Management of Anticoagulants and Antiplatelet Agents During Colonoscopy.

机构信息

Divisions of Gastroenterology and Hepatology, VA North Texas Health Care System, Dallas and the University of Texas Southwestern Medical Center at Dallas.

出版信息

Am J Med. 2017 Jul;130(7):786-795. doi: 10.1016/j.amjmed.2017.01.052. Epub 2017 Mar 24.
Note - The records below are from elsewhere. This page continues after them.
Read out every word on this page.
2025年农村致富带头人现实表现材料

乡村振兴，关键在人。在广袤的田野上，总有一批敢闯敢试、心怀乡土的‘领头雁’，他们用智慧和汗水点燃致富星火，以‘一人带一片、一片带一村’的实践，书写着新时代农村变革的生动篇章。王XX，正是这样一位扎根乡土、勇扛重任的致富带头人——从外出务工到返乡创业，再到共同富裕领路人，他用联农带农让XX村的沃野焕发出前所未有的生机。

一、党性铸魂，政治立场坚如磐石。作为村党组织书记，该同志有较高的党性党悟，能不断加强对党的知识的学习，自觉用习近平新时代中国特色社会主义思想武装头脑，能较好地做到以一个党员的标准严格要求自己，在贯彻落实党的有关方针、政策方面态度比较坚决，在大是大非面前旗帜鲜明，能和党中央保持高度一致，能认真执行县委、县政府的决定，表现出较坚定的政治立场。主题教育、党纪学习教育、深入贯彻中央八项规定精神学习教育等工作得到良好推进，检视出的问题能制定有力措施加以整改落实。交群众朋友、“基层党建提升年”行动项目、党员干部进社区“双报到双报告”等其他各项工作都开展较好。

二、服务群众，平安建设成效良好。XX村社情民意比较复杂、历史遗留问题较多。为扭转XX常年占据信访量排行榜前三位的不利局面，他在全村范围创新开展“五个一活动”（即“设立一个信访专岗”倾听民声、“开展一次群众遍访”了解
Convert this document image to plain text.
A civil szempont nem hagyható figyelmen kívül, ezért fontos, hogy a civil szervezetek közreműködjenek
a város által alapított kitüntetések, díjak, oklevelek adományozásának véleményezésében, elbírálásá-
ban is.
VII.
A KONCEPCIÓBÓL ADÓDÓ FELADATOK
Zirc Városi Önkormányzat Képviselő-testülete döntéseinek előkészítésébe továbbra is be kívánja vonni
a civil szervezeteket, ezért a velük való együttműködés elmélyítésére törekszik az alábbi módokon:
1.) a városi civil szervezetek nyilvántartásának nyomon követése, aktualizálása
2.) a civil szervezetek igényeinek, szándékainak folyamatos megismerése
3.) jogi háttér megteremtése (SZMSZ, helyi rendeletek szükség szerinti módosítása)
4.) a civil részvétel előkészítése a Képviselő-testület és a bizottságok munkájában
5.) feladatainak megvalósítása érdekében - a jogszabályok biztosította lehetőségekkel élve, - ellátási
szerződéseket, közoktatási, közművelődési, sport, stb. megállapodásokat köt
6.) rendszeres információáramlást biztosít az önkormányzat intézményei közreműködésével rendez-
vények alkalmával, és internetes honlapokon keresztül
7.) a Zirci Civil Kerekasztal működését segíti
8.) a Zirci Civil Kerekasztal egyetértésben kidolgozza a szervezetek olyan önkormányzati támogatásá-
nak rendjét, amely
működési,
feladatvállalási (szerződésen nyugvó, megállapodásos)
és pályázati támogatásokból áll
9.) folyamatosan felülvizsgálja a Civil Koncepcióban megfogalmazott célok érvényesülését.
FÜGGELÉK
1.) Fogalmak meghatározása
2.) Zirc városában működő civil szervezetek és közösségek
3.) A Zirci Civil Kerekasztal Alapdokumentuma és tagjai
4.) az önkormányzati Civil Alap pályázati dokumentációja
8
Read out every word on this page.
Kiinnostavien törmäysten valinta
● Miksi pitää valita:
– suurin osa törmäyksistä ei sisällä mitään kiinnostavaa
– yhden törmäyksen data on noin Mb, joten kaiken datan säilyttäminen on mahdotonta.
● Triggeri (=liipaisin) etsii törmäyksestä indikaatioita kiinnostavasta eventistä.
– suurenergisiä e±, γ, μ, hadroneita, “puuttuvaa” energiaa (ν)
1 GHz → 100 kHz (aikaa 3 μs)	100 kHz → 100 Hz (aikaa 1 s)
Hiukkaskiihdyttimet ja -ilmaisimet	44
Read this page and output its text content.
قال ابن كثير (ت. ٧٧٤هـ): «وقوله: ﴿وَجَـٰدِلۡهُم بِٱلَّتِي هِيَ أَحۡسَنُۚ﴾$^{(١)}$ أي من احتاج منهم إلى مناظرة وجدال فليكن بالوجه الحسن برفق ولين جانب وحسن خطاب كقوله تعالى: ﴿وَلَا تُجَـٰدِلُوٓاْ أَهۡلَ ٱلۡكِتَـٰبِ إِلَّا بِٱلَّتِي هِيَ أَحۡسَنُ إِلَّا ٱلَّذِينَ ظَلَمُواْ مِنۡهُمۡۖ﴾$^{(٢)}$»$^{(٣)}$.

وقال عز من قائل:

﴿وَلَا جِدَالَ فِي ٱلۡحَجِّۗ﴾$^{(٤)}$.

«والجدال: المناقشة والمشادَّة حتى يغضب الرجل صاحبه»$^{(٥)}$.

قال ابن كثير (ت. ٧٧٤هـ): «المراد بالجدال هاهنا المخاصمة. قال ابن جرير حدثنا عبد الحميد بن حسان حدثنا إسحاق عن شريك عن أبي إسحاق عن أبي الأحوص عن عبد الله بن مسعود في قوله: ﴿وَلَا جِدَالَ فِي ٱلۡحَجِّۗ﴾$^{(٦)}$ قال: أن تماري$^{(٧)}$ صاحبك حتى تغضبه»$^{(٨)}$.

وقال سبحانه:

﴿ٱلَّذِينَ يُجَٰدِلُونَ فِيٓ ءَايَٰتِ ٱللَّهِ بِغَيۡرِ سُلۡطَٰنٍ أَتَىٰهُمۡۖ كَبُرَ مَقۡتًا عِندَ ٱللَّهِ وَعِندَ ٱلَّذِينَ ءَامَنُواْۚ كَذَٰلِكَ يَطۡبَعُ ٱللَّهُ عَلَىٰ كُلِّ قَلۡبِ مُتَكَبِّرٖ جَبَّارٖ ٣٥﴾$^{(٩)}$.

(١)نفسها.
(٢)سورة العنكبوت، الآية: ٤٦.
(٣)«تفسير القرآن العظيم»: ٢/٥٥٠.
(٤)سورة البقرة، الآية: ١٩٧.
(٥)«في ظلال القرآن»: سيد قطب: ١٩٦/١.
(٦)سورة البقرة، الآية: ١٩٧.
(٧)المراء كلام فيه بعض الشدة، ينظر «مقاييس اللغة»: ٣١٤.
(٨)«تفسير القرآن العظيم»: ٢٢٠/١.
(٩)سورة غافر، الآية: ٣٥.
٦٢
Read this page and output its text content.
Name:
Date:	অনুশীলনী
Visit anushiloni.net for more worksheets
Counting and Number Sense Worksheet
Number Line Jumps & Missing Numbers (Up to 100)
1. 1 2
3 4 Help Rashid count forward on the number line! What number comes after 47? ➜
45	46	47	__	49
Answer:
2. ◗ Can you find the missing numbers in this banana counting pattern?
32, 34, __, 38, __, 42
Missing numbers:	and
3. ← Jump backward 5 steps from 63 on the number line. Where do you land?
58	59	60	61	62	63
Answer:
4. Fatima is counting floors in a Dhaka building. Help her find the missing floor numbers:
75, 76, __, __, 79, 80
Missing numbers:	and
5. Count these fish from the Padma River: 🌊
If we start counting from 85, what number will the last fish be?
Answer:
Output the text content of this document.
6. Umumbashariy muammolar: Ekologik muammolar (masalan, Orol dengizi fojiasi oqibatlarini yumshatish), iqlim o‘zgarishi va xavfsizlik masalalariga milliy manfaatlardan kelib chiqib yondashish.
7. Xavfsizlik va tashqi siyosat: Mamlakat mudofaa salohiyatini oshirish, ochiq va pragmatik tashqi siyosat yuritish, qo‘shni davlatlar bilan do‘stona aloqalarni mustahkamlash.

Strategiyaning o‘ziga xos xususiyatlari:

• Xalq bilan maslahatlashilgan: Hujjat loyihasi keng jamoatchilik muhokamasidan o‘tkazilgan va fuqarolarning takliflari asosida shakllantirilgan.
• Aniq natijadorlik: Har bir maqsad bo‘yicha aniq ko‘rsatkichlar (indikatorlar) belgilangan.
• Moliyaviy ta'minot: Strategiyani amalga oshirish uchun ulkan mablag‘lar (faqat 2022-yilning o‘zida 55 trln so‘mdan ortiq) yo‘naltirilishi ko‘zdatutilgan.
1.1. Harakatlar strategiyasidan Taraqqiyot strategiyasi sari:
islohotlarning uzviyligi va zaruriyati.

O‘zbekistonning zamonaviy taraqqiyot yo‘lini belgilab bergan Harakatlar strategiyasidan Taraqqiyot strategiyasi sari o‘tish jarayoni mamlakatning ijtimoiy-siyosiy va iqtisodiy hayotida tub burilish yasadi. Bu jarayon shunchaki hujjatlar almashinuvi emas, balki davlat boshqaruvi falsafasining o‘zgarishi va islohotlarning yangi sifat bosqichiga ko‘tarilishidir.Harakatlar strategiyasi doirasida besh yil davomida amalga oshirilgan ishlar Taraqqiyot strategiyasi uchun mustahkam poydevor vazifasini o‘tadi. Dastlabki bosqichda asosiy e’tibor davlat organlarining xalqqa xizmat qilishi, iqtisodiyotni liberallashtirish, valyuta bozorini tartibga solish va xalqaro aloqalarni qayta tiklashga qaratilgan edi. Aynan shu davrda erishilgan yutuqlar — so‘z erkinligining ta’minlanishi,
DOI:10.1016/j.amjmed.2017.01.052
PMID:28344132
Abstract

Colonoscopy frequently is performed for patients who are taking aspirin, nonsteroidal anti-inflammatory drugs, antiplatelet agents, and other anticoagulants. These colonoscopies often involve polypectomy, which can be complicated by bleeding. The risks of precipitating thromboembolic complications if anticoagulants are stopped must be weighed against the risk of postpolypectomy bleeding if these agents are continued. This article systematically reviews the management of anticoagulation during elective and emergency colonoscopy. For patients undergoing colonoscopic polypectomy, the overall risk of postpolypectomy bleeding is <0.5%. Risk factors for postpolypectomy bleeding include large polyp size and anticoagulant use, especially warfarin and thienopyridines. For patients who do not stop aspirin or other nonsteroidal anti-inflammatory drugs prior to colonoscopy, the rate of postpolypectomy bleeding is not significantly different from that for patients who do not take those medications. For patients who continue thienopyridines and undergo polypectomy, the risk of delayed postpolypectomy bleeding is approximately 2.4%. Even for patients who interrupt warfarin, the risk of postpolypectomy bleeding is increased. The direct oral anticoagulants (direct thrombin inhibitors and factor Xa inhibitors) have a rapid onset and offset of action, and periprocedural bridging generally is not necessary. For the thienopyridines, warfarin, and the direct oral anticoagulants, the decision to interrupt or continue these agents for endoscopy will involve considerable exercise of clinical judgment.

摘要

在服用阿司匹林、非甾体抗炎药、抗血小板药物和其他抗凝剂的患者中,经常进行结肠镜检查。这些结肠镜检查通常涉及息肉切除术,可能会出现出血等并发症。如果停止抗凝剂会引发血栓栓塞并发症的风险,必须与继续使用这些药物时发生息肉切除术后出血的风险进行权衡。本文系统地回顾了择期和紧急结肠镜检查期间抗凝管理。对于接受结肠镜息肉切除术的患者,息肉切除术后出血的总体风险<0.5%。息肉切除术后出血的危险因素包括大息肉大小和抗凝剂的使用,特别是华法林和噻吩吡啶类药物。对于在结肠镜检查前不停止使用阿司匹林或其他非甾体抗炎药的患者,与未服用这些药物的患者相比,息肉切除术后出血的发生率没有显著差异。对于继续使用噻吩吡啶类药物并进行息肉切除术的患者,延迟性息肉切除术后出血的风险约为 2.4%。即使对于中断华法林的患者,息肉切除术后出血的风险也会增加。直接口服抗凝剂(直接凝血酶抑制剂和因子 Xa 抑制剂)起效迅速,停药迅速,围手术期一般不需要桥接。对于噻吩吡啶类药物、华法林和直接口服抗凝剂,中断或继续使用这些药物进行内镜检查将需要大量的临床判断。